Italians will be called to vote on Sunday the 4th March to choose  representatives of the Parliament who will form a new government. It follows the early dissolution of parliament by President Mattarella last December. But who are the main actors on the scene and what do the polls say? We break it down for you.

What are the main parties and what do they promise?

There are three main parties that are likely to win the election. The right-wing coalition is formed by Forza Italia, North League and Fratelli d’Italia. The parties are respectively led by controversial entrepreneur Silvio Berlusconi, Giorgia Meloni e Europen Parliament member Matteo Salvini.

The right-wing coalition manifesto focuses on lowering taxes, increasing independence from Europe, enhancing family rights with the provision of family allowances, stricter checks on border security checks and immigration control.

The centre party is led by the Five Start Movement led MP Luigi Di Maio, vice-president of the Camera dei Deputati in the last legislature.

The long manifesto of the party proposes various reforms regarding the fight against poverty, reducing pensions for politicians and tackling corruption and mafia associations within the political system.

The third main party at this general election is the Democratic Party (DP), led by Matteo Renzi, former Prime Minister. The DP manifesto, in line with their previous legislature, suggests various reforms. Among the most relevant, to introduce a minimum living wage for everyone, a deeper collaboration with the European Union, the fight against tax evasion, a greater care to prevent pollution and more investments on the arts sector.

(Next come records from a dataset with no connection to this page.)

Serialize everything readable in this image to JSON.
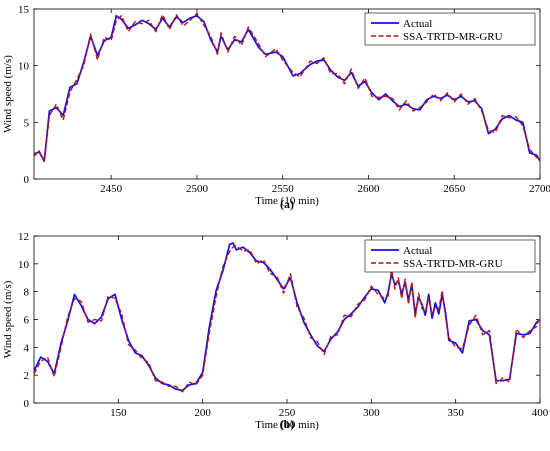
{
  "colors": {
    "actual": "#1010ee",
    "predicted": "#bb1111"
  },
  "chart_data": [
    {
      "type": "line",
      "panel_label": "(a)",
      "xlabel": "Time (10 min)",
      "ylabel": "Wind speed (m/s)",
      "xlim": [
        2405,
        2700
      ],
      "ylim": [
        0,
        15
      ],
      "xticks": [
        2450,
        2500,
        2550,
        2600,
        2650,
        2700
      ],
      "yticks": [
        0,
        5,
        10,
        15
      ],
      "grid": false,
      "legend_position": "top-right",
      "series": [
        {
          "name": "Actual",
          "style": "solid",
          "x": [
            2405,
            2408,
            2411,
            2414,
            2418,
            2422,
            2426,
            2430,
            2434,
            2438,
            2442,
            2446,
            2450,
            2453,
            2456,
            2460,
            2464,
            2468,
            2472,
            2476,
            2480,
            2484,
            2488,
            2492,
            2496,
            2500,
            2504,
            2508,
            2512,
            2514,
            2518,
            2522,
            2526,
            2530,
            2536,
            2540,
            2546,
            2550,
            2556,
            2560,
            2566,
            2570,
            2574,
            2578,
            2582,
            2586,
            2590,
            2594,
            2598,
            2602,
            2606,
            2610,
            2614,
            2618,
            2622,
            2626,
            2630,
            2634,
            2638,
            2642,
            2646,
            2650,
            2654,
            2658,
            2662,
            2666,
            2670,
            2674,
            2678,
            2682,
            2686,
            2690,
            2694,
            2698,
            2700
          ],
          "y": [
            2.2,
            2.4,
            1.6,
            6.0,
            6.3,
            5.6,
            8.1,
            8.4,
            10.3,
            12.6,
            10.9,
            12.2,
            12.5,
            14.4,
            14.1,
            13.3,
            13.6,
            14.0,
            13.7,
            13.2,
            14.2,
            13.4,
            14.3,
            13.8,
            14.2,
            14.4,
            13.9,
            12.3,
            11.2,
            12.6,
            11.4,
            12.3,
            12.1,
            13.2,
            11.6,
            11.0,
            11.2,
            10.8,
            9.1,
            9.3,
            10.1,
            10.4,
            10.5,
            9.6,
            9.0,
            8.7,
            9.4,
            8.2,
            8.6,
            7.6,
            7.0,
            7.5,
            6.9,
            6.4,
            6.6,
            6.2,
            6.1,
            7.0,
            7.3,
            7.1,
            7.4,
            7.0,
            7.3,
            6.8,
            6.9,
            6.2,
            4.0,
            4.4,
            5.3,
            5.6,
            5.2,
            5.0,
            2.3,
            2.1,
            1.6
          ]
        },
        {
          "name": "SSA-TRTD-MR-GRU",
          "style": "dashed",
          "x": [
            2405,
            2408,
            2411,
            2414,
            2418,
            2422,
            2426,
            2430,
            2434,
            2438,
            2442,
            2446,
            2450,
            2453,
            2456,
            2460,
            2464,
            2468,
            2472,
            2476,
            2480,
            2484,
            2488,
            2492,
            2496,
            2500,
            2504,
            2508,
            2512,
            2514,
            2518,
            2522,
            2526,
            2530,
            2536,
            2540,
            2546,
            2550,
            2556,
            2560,
            2566,
            2570,
            2574,
            2578,
            2582,
            2586,
            2590,
            2594,
            2598,
            2602,
            2606,
            2610,
            2614,
            2618,
            2622,
            2626,
            2630,
            2634,
            2638,
            2642,
            2646,
            2650,
            2654,
            2658,
            2662,
            2666,
            2670,
            2674,
            2678,
            2682,
            2686,
            2690,
            2694,
            2698,
            2700
          ],
          "y": [
            2.0,
            2.5,
            1.5,
            5.6,
            6.6,
            5.2,
            7.7,
            8.8,
            10.0,
            12.8,
            10.5,
            12.5,
            12.2,
            14.0,
            14.4,
            13.0,
            13.9,
            13.7,
            14.0,
            13.0,
            14.5,
            13.2,
            14.5,
            13.5,
            14.0,
            14.6,
            13.6,
            12.6,
            11.0,
            12.9,
            11.2,
            12.6,
            11.8,
            13.4,
            11.9,
            10.8,
            11.5,
            10.5,
            9.4,
            9.0,
            10.4,
            10.2,
            10.7,
            9.3,
            9.3,
            8.4,
            9.7,
            8.0,
            8.9,
            7.3,
            7.2,
            7.3,
            7.1,
            6.1,
            6.9,
            6.0,
            6.3,
            6.8,
            7.5,
            6.9,
            7.6,
            6.8,
            7.5,
            6.6,
            7.1,
            6.0,
            4.3,
            4.1,
            5.6,
            5.4,
            5.5,
            4.7,
            2.6,
            1.9,
            1.8
          ]
        }
      ]
    },
    {
      "type": "line",
      "panel_label": "(b)",
      "xlabel": "Time (10 min)",
      "ylabel": "Wind speed (m/s)",
      "xlim": [
        100,
        400
      ],
      "ylim": [
        0,
        12
      ],
      "xticks": [
        150,
        200,
        250,
        300,
        350,
        400
      ],
      "yticks": [
        0,
        2,
        4,
        6,
        8,
        10,
        12
      ],
      "grid": false,
      "legend_position": "top-right",
      "series": [
        {
          "name": "Actual",
          "style": "solid",
          "x": [
            100,
            104,
            108,
            112,
            116,
            120,
            124,
            128,
            132,
            136,
            140,
            144,
            148,
            152,
            156,
            160,
            164,
            168,
            172,
            176,
            180,
            184,
            188,
            192,
            196,
            200,
            204,
            208,
            212,
            216,
            218,
            220,
            224,
            228,
            232,
            236,
            240,
            244,
            248,
            252,
            256,
            260,
            264,
            268,
            272,
            276,
            280,
            284,
            288,
            292,
            296,
            300,
            304,
            308,
            310,
            312,
            314,
            316,
            318,
            320,
            322,
            324,
            326,
            328,
            330,
            332,
            334,
            336,
            338,
            340,
            342,
            344,
            346,
            350,
            354,
            358,
            362,
            366,
            370,
            374,
            378,
            382,
            386,
            390,
            394,
            398,
            400
          ],
          "y": [
            2.3,
            3.3,
            3.0,
            2.1,
            4.3,
            5.9,
            7.8,
            7.0,
            6.0,
            5.7,
            6.2,
            7.5,
            7.8,
            6.0,
            4.5,
            3.6,
            3.4,
            2.7,
            1.8,
            1.4,
            1.3,
            1.0,
            0.9,
            1.3,
            1.4,
            2.2,
            5.5,
            8.1,
            9.5,
            11.4,
            11.5,
            11.0,
            11.2,
            10.8,
            10.2,
            10.1,
            9.6,
            8.9,
            8.2,
            9.0,
            7.2,
            5.8,
            4.9,
            4.1,
            3.7,
            4.6,
            5.1,
            6.0,
            6.4,
            6.9,
            7.6,
            8.2,
            8.1,
            7.2,
            8.0,
            9.3,
            8.5,
            8.8,
            7.8,
            8.7,
            7.4,
            8.5,
            6.4,
            7.6,
            7.1,
            6.3,
            7.8,
            6.1,
            7.2,
            6.4,
            7.8,
            6.5,
            4.5,
            4.3,
            3.6,
            5.9,
            6.0,
            5.2,
            4.9,
            1.6,
            1.6,
            1.7,
            5.0,
            4.9,
            5.0,
            5.8,
            6.0
          ]
        },
        {
          "name": "SSA-TRTD-MR-GRU",
          "style": "dashed",
          "x": [
            100,
            104,
            108,
            112,
            116,
            120,
            124,
            128,
            132,
            136,
            140,
            144,
            148,
            152,
            156,
            160,
            164,
            168,
            172,
            176,
            180,
            184,
            188,
            192,
            196,
            200,
            204,
            208,
            212,
            216,
            218,
            220,
            224,
            228,
            232,
            236,
            240,
            244,
            248,
            252,
            256,
            260,
            264,
            268,
            272,
            276,
            280,
            284,
            288,
            292,
            296,
            300,
            304,
            308,
            310,
            312,
            314,
            316,
            318,
            320,
            322,
            324,
            326,
            328,
            330,
            332,
            334,
            336,
            338,
            340,
            342,
            344,
            346,
            350,
            354,
            358,
            362,
            366,
            370,
            374,
            378,
            382,
            386,
            390,
            394,
            398,
            400
          ],
          "y": [
            2.1,
            3.0,
            3.3,
            1.9,
            4.0,
            6.2,
            7.5,
            7.3,
            5.8,
            6.0,
            5.9,
            7.7,
            7.5,
            6.4,
            4.2,
            3.8,
            3.2,
            2.9,
            1.6,
            1.5,
            1.2,
            1.2,
            0.8,
            1.5,
            1.3,
            2.0,
            5.1,
            7.7,
            9.8,
            10.9,
            11.2,
            11.3,
            10.9,
            11.0,
            10.0,
            10.3,
            9.3,
            9.1,
            7.9,
            9.3,
            6.9,
            6.1,
            4.7,
            4.4,
            3.5,
            4.8,
            4.9,
            6.3,
            6.2,
            7.1,
            7.4,
            8.4,
            7.8,
            7.5,
            7.7,
            9.6,
            8.2,
            9.0,
            7.5,
            8.9,
            7.1,
            8.7,
            6.1,
            7.9,
            6.8,
            6.6,
            7.5,
            6.4,
            6.9,
            6.7,
            8.1,
            6.2,
            4.7,
            4.0,
            3.9,
            5.6,
            6.3,
            4.9,
            5.2,
            1.4,
            1.8,
            1.5,
            5.3,
            4.7,
            5.2,
            5.5,
            6.2
          ]
        }
      ]
    }
  ]
}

What do the polls say so far?

According to Italian law, no polls can officially be published 15 days before the day of the general election. This would be aimed at not influencing the “indecisi”, people who haven’t made up their mind yet, as the vote draws near.

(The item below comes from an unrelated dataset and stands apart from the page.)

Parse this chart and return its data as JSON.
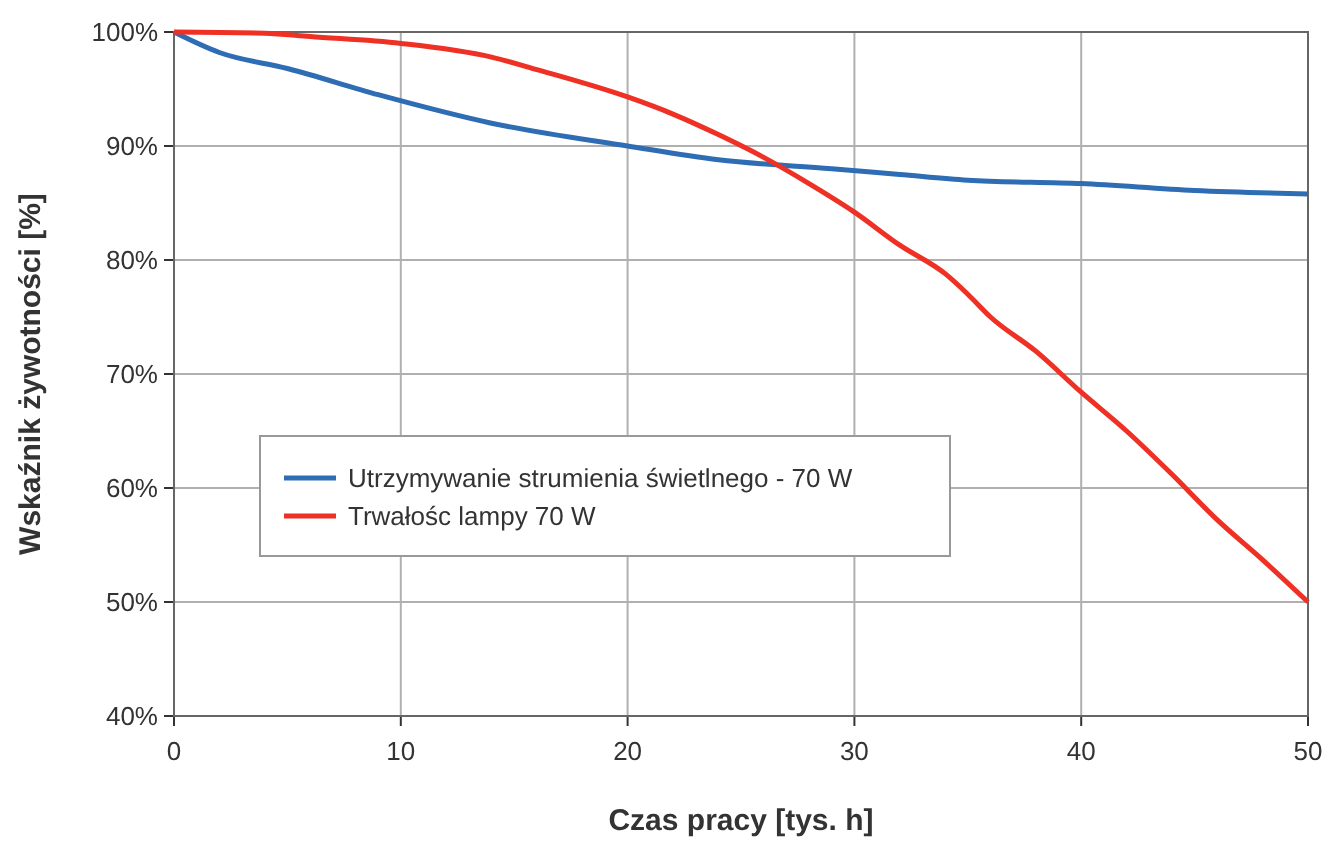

Despite this, however, some publications and individuals have broken the silence, giving us a possible insight on how this voting will unfold.

According to Termometro Politico, Luigi Di Maio commented for online publication NextQuotidiano by saying that the Five Star Movement would be close to 40% chance of winning the election, while the North League would only attract 14% of the voters.

Bloomberg however forecasted that votes for the Five Star Movement will not go over 10%. Forming a majority government will be very difficult according to the American media company, and it is way more likely that the right-wing coalition will prevail in getting more votes.

Whichever party will win, they will have the delicate task of getting Italy out of a delicate financial and political situation. Two days away from the General Election, Italians get ready to vote.